Does cardinality play a role in composite indexes? If so, what?
I was running a query that was joining on two columns and it used what I thought to be a sup-optimal index, so it's making me rethink how I design indexes...
Let's say we had a table that listed all of the Cities in the United States. My first instinct here is to make a clustered index on (State -> City) so that if we ever need to query all of the Cities for one State, it would probably target that index. In addition, it would be a great index for queries that specify both City and State (here we can assume that City,State is a unique pair).
I ran into a query that is essentially joining off of a table that gave a list of Special Cities. So this is a subset of the Cities table. I'm specifying the join on Special.City and Special.State, but what surprised me here is that it used the primary key index (automatically created by SQL server) of the Cities table instead of the clustered index I made.
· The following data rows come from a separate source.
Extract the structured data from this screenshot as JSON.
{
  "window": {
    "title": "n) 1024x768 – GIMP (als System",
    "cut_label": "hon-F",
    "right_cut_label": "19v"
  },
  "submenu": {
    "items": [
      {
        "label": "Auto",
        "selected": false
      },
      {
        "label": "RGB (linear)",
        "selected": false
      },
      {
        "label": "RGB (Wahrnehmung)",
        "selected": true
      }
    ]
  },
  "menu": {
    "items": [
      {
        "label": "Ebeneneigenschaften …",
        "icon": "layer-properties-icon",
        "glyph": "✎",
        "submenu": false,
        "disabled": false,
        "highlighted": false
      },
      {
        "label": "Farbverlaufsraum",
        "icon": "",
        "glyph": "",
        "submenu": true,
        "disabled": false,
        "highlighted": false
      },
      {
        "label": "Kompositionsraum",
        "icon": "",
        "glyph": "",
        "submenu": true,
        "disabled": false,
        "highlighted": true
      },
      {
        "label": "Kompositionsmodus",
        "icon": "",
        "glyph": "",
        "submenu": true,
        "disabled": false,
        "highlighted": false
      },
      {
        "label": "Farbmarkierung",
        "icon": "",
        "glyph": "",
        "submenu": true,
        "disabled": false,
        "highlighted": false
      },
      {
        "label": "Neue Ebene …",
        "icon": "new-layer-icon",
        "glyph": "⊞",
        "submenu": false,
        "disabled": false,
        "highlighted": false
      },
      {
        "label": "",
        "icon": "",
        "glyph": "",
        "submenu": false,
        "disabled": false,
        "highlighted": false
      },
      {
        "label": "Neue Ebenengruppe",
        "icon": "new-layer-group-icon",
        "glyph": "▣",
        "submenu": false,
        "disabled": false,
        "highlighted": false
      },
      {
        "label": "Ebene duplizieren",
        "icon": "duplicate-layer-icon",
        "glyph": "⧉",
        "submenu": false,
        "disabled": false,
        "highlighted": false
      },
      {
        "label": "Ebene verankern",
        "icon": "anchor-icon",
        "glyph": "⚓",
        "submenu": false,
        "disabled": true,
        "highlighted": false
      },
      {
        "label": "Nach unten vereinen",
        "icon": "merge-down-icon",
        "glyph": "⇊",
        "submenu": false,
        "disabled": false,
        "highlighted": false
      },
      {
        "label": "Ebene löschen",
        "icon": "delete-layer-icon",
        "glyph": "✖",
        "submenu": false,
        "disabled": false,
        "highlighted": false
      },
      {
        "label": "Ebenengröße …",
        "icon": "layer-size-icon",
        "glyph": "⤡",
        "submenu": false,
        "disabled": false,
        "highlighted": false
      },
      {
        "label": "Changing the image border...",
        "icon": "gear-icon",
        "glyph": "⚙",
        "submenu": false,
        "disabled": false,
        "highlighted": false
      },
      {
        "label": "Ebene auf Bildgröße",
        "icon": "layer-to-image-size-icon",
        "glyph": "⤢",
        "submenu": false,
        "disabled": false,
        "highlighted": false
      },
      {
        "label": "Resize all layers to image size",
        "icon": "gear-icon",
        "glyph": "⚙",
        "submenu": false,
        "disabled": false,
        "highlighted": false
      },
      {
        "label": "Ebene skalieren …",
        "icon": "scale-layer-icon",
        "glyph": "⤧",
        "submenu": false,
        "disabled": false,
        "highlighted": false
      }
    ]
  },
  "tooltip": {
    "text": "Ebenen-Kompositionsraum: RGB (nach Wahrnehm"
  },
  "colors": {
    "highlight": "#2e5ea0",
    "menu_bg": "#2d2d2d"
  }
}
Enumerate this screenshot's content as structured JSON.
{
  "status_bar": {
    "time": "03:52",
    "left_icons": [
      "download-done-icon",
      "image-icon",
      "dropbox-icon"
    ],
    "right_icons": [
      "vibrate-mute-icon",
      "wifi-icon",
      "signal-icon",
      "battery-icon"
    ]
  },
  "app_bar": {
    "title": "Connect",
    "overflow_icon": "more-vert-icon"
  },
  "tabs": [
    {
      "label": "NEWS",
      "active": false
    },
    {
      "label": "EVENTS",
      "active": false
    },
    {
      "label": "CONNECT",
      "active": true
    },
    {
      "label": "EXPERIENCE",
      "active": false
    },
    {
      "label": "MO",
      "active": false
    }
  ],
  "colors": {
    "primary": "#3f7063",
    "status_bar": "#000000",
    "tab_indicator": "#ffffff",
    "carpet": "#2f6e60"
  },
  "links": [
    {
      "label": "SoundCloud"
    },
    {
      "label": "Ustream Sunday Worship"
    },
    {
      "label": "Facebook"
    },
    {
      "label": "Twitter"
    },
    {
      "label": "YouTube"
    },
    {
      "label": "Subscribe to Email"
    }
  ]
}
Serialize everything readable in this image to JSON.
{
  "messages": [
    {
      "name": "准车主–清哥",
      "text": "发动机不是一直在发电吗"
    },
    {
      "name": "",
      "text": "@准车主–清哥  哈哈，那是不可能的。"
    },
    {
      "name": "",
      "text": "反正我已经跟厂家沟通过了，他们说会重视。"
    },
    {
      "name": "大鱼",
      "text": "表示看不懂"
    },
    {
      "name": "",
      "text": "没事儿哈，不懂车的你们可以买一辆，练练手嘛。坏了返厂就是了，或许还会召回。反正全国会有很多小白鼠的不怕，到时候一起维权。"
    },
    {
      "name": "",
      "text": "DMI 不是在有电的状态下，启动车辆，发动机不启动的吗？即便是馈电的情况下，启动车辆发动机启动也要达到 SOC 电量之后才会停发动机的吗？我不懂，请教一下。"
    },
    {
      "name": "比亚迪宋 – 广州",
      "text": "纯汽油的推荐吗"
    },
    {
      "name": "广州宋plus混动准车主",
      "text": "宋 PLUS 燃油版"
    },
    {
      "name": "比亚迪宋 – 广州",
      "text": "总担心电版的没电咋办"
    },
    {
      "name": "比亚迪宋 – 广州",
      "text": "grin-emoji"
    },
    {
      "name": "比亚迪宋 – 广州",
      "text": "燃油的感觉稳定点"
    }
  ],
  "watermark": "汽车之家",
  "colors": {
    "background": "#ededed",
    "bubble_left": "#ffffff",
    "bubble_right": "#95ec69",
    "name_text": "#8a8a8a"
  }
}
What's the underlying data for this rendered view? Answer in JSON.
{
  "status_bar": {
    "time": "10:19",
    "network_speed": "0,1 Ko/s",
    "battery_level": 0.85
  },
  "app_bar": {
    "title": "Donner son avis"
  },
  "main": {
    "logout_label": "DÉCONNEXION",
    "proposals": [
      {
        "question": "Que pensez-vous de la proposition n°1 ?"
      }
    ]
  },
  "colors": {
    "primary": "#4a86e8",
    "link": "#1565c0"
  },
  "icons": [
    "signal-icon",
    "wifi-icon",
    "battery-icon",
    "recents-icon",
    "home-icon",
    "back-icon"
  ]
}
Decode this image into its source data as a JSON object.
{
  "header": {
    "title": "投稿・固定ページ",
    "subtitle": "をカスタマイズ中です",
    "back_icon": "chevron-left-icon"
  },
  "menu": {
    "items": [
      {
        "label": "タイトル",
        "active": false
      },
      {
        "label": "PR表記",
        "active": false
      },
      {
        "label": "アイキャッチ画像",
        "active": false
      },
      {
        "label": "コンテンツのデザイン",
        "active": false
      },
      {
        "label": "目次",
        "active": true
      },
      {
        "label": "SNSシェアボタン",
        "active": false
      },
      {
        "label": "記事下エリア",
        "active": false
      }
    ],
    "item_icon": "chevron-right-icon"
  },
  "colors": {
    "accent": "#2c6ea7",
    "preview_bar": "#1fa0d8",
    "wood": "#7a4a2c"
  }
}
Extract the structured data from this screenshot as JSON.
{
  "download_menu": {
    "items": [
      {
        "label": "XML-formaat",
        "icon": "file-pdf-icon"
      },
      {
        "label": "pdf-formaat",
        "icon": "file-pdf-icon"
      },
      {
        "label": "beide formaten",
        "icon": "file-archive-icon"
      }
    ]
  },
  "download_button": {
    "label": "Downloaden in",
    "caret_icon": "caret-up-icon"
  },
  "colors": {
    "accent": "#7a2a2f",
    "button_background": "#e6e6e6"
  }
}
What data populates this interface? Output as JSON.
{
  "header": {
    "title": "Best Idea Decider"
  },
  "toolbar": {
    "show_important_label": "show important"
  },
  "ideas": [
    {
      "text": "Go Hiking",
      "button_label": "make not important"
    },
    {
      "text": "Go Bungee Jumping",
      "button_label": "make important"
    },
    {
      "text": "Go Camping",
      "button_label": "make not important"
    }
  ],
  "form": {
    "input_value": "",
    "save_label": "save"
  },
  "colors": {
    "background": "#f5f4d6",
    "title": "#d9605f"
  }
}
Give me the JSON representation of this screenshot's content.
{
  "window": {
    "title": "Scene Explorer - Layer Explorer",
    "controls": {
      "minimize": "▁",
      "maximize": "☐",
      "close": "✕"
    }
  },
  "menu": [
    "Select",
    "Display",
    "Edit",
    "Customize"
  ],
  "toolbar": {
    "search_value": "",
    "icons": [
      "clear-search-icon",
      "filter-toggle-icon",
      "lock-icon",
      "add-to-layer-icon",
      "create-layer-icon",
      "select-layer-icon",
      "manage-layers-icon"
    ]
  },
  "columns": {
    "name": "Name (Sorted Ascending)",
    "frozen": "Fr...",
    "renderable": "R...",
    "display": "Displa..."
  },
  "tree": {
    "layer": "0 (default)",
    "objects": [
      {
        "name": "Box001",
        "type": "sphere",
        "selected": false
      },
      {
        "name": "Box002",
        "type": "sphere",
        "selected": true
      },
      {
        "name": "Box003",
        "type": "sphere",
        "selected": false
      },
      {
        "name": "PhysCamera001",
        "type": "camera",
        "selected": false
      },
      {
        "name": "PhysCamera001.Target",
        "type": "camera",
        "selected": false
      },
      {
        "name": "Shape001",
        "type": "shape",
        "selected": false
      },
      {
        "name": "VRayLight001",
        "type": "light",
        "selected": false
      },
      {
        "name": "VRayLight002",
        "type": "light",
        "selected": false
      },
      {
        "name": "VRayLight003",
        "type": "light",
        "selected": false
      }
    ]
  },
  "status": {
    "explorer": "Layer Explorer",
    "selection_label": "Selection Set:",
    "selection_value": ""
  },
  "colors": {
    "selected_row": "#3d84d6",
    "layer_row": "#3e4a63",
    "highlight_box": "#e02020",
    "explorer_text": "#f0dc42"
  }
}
How come?
I've also heard that good indexes have high cardinality...
So I'm wondering if the clustered index (or another, separate index) should have been created (City -> State) (notice the difference in order) because (we assume) just City has high cardinality and is way more discriminating than State is in the first series of buckets.
It's been my rule of thumb to always create clustered indexes on parent->child in parent-child relationships, like in Cities and States, to benefit queries that target specific children and queries that fetch all children for a given parent. Do I need to rethink something here?
Informal testing shows that an index for (City -> State) was marginally cheaper than the PK index.